Whether you work in a technology business or not, over the coming years all in-house lawyers will need to become much more tech-savvy. Whilst there is no need for us all to rush off and learn how to code, it is essential that we develop a good understanding of the technological infrastructure our business is dependent upon (and its inherent risks).
We also need to understand the technology our business uses for internal communications and the digital economy it will increasingly transact business within.
For some this might be a cause of concern. After all, we spent years studying law not technology. And then there are fears of disruption and displacement; that our jobs will soon be replaced by ever-more capable and intelligent computers.

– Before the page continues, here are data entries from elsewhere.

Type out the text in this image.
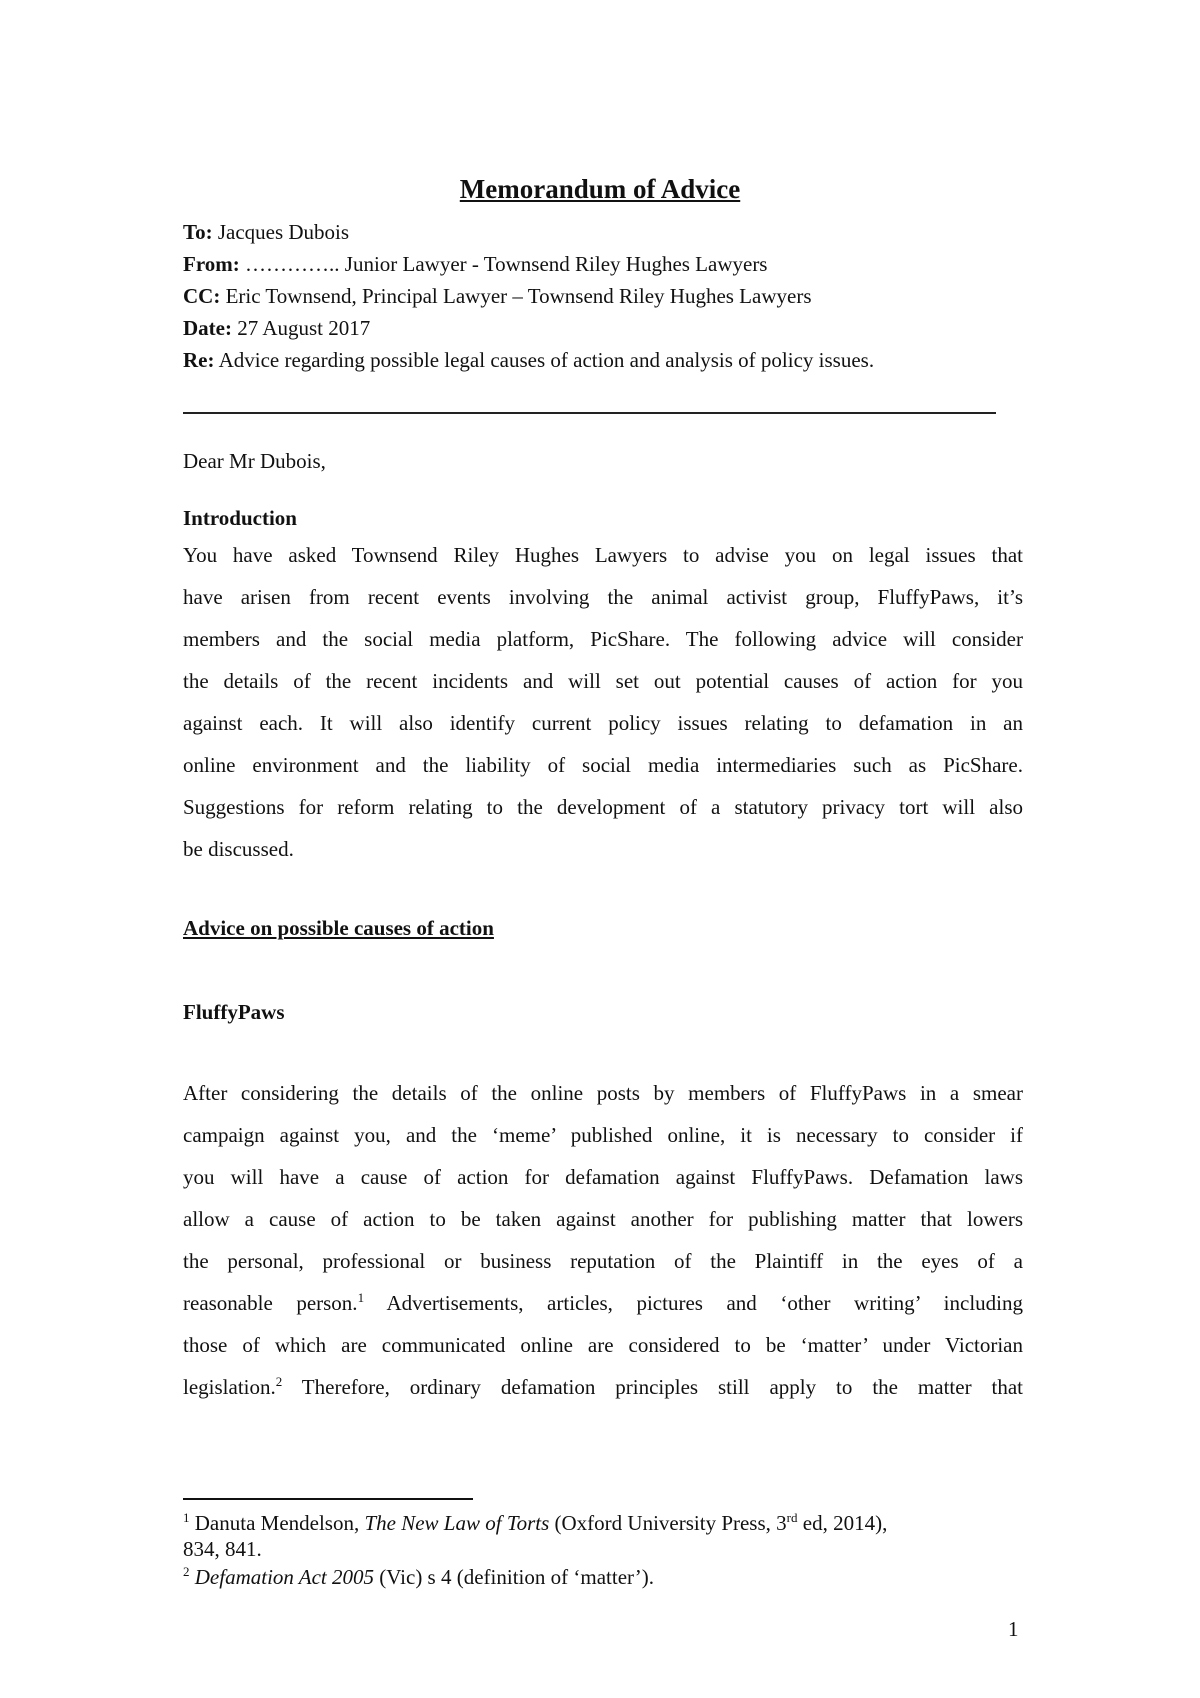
Memorandum of Advice
To: Jacques Dubois
From: ………….. Junior Lawyer - Townsend Riley Hughes Lawyers
CC: Eric Townsend, Principal Lawyer – Townsend Riley Hughes Lawyers
Date: 27 August 2017
Re: Advice regarding possible legal causes of action and analysis of policy issues.
Dear Mr Dubois,
Introduction
You have asked Townsend Riley Hughes Lawyers to advise you on legal issues that
have arisen from recent events involving the animal activist group, FluffyPaws, it’s
members and the social media platform, PicShare. The following advice will consider
the details of the recent incidents and will set out potential causes of action for you
against each. It will also identify current policy issues relating to defamation in an
online environment and the liability of social media intermediaries such as PicShare.
Suggestions for reform relating to the development of a statutory privacy tort will also
be discussed.
Advice on possible causes of action
FluffyPaws
After considering the details of the online posts by members of FluffyPaws in a smear
campaign against you, and the ‘meme’ published online, it is necessary to consider if
you will have a cause of action for defamation against FluffyPaws. Defamation laws
allow a cause of action to be taken against another for publishing matter that lowers
the personal, professional or business reputation of the Plaintiff in the eyes of a
reasonable person.$^1$ Advertisements, articles, pictures and ‘other writing’ including
those of which are communicated online are considered to be ‘matter’ under Victorian
legislation.$^2$ Therefore, ordinary defamation principles still apply to the matter that
$^1$ Danuta Mendelson, The New Law of Torts (Oxford University Press, 3rd ed, 2014),
834, 841.
$^2$ Defamation Act 2005 (Vic) s 4 (definition of ‘matter’).
1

But rather than being fearful we should embrace the opportunity to allow technology to improve our work-life; to offload many of the labour-intensive and time-consuming processing tasks, to speedily sort through masses of data and perhaps even take the pain out of organising meetings enabling us to spend our time and legal training on more strategic, high value and interesting matters.
To better understand the technology on which your business relies consider setting up a series of meetings with your Chief Technology Officer. They will no doubt welcome the opportunity to meet you, explain the infrastructure and key suppliers and flag their own concerns. For a better understanding of the digital economy in which your business transacts, a series of meetings with your Commercial Director and finance team will no doubt be beneficial.
As for the legal department, there is so much legal tech to consider and for the busy in-house lawyer it can be overwhelming. With so many different contract management solutions not to mention new A.I contract review tools on the market it is hard to know where to start. And then there is the issue of budget. These solutions may offer fantastic solutions but the majority are aimed at large in-house teams and require a fantastic amount of money and time to implement.
For most of us the best advice is to start with small steps such as:
- Consider using collaboration tools such as Slack or Trello to reduce your internal email traffic;
- Blog readers can set up alerts so that you can stay informed about developments in the law or your industry;
- Digital meeting organisers can reduce the pain of organising meetings.
Do also upskill yourself in Excel so you can better access and analyse the ever-increasing quantity of data which is coming your way.
And while we’re talking about data, have a think about e-billing and panel management solutions to enable you to take better control of your legal budget and your processes around engaging external law firms.